Other Democrats, including Rep. Mark Takano (D-CA), also discussed the effect of the bill on more modern employment arrangements. Millions of Americans are now employed through temp agencies or subcontractors, as opposed to more “traditional” employer-employee relationships. Under the bill, either contractors or subcontractors may be able to claim that because they do not handle certain aspects of employment, they therefore cannot be considered joint employers at all. As such, Democrats are concerned that the language in the bill does not do enough to protect these workers against abusive labor practices.

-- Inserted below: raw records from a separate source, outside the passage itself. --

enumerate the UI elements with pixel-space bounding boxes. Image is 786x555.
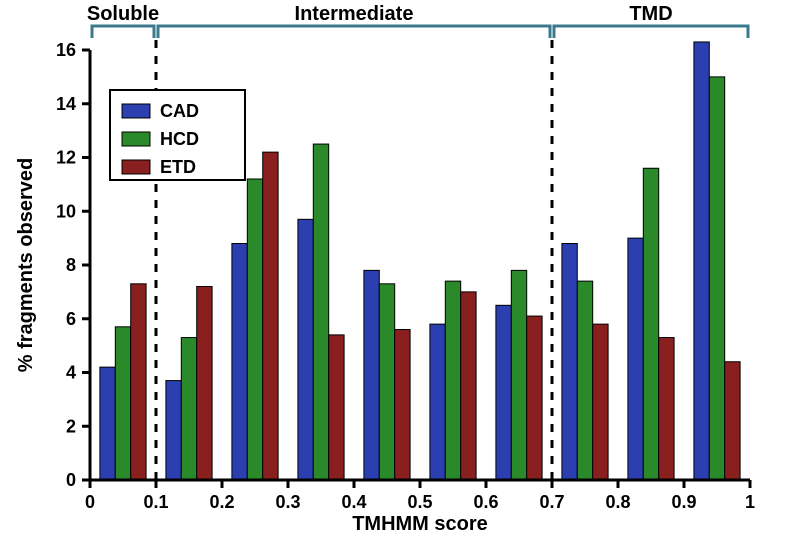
y-tick-label: 6 <box>66 309 76 329</box>
bar-etd <box>329 335 344 480</box>
bar-hcd <box>445 281 460 480</box>
bar-hcd <box>181 338 196 480</box>
x-tick-label: 0.5 <box>407 492 432 512</box>
bar-cad <box>298 219 313 480</box>
legend-label: ETD <box>160 157 196 177</box>
y-tick-label: 4 <box>66 363 76 383</box>
bar-hcd <box>247 179 262 480</box>
y-tick-label: 2 <box>66 416 76 436</box>
bar-etd <box>197 287 212 481</box>
bar-hcd <box>115 327 130 480</box>
bar-hcd <box>577 281 592 480</box>
bar-hcd <box>379 284 394 480</box>
legend-swatch <box>122 132 150 146</box>
x-tick-label: 0.7 <box>539 492 564 512</box>
bar-cad <box>496 305 511 480</box>
x-tick-label: 1 <box>745 492 755 512</box>
bar-etd <box>725 362 740 480</box>
y-tick-label: 16 <box>56 40 76 60</box>
chart-container: 0 2 4 6 8 10 12 14 16 0 0.1 0.2 0.3 0.4 0.5 0.6 0.7 0.8 0.… <box>0 0 786 555</box>
bar-etd <box>527 316 542 480</box>
x-tick-label: 0.2 <box>209 492 234 512</box>
bar-etd <box>461 292 476 480</box>
x-tick-label: 0 <box>85 492 95 512</box>
x-tick-label: 0.9 <box>671 492 696 512</box>
x-tick-label: 0.6 <box>473 492 498 512</box>
bar-etd <box>395 330 410 481</box>
region-label: Soluble <box>87 3 159 25</box>
legend-label: CAD <box>160 101 199 121</box>
bar-cad <box>694 42 709 480</box>
region-label: Intermediate <box>295 3 414 25</box>
bar-cad <box>364 270 379 480</box>
bar-cad <box>628 238 643 480</box>
region-label: TMD <box>629 3 672 25</box>
y-axis-label: % fragments observed <box>15 158 37 373</box>
x-tick-label: 0.8 <box>605 492 630 512</box>
bar-hcd <box>643 168 658 480</box>
legend-swatch <box>122 160 150 174</box>
bar-hcd <box>511 270 526 480</box>
y-tick-label: 8 <box>66 255 76 275</box>
x-tick-label: 0.1 <box>143 492 168 512</box>
legend-swatch <box>122 104 150 118</box>
bar-cad <box>232 244 247 481</box>
bar-chart: 0 2 4 6 8 10 12 14 16 0 0.1 0.2 0.3 0.4 0.5 0.6 0.7 0.8 0.… <box>0 0 786 555</box>
x-axis-label: TMHMM score <box>352 513 488 535</box>
y-tick-label: 14 <box>56 94 76 114</box>
bar-etd <box>659 338 674 480</box>
bar-cad <box>100 367 115 480</box>
legend-label: HCD <box>160 129 199 149</box>
y-tick-label: 0 <box>66 470 76 490</box>
bar-etd <box>593 324 608 480</box>
bar-etd <box>131 284 146 480</box>
bar-cad <box>166 381 181 480</box>
y-tick-label: 12 <box>56 148 76 168</box>
bar-etd <box>263 152 278 480</box>
y-tick-label: 10 <box>56 201 76 221</box>
bar-hcd <box>313 144 328 480</box>
x-tick-label: 0.4 <box>341 492 366 512</box>
x-tick-label: 0.3 <box>275 492 300 512</box>
bar-cad <box>430 324 445 480</box>
bar-hcd <box>709 77 724 480</box>
bar-cad <box>562 244 577 481</box>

Regarding franchising, Democrats—specifically Rep. Norcross—pointed out that no franchisor has ever been declared a joint employer, despite there being more than 800,000 franchisees in the United States. Rep. Suzanne Bonamici (D-OR) also stated that franchisors can still freely provide guidance to franchisees as long as such guidance is optional.
Witnesses at the hearing included: Zachary D. Fasman, Partner, Proskauer Rose LLP; Tamra Kennedy, President, Twin City T.J.’s, Inc., testifying on behalf of the International Franchise Association; Granger MacDonald, Chief Executive Officer, MacDonald Companies, testifying on behalf of the National Association of Home Builders; and Michael Rubin, Partner, Altshuler Berzon LLP.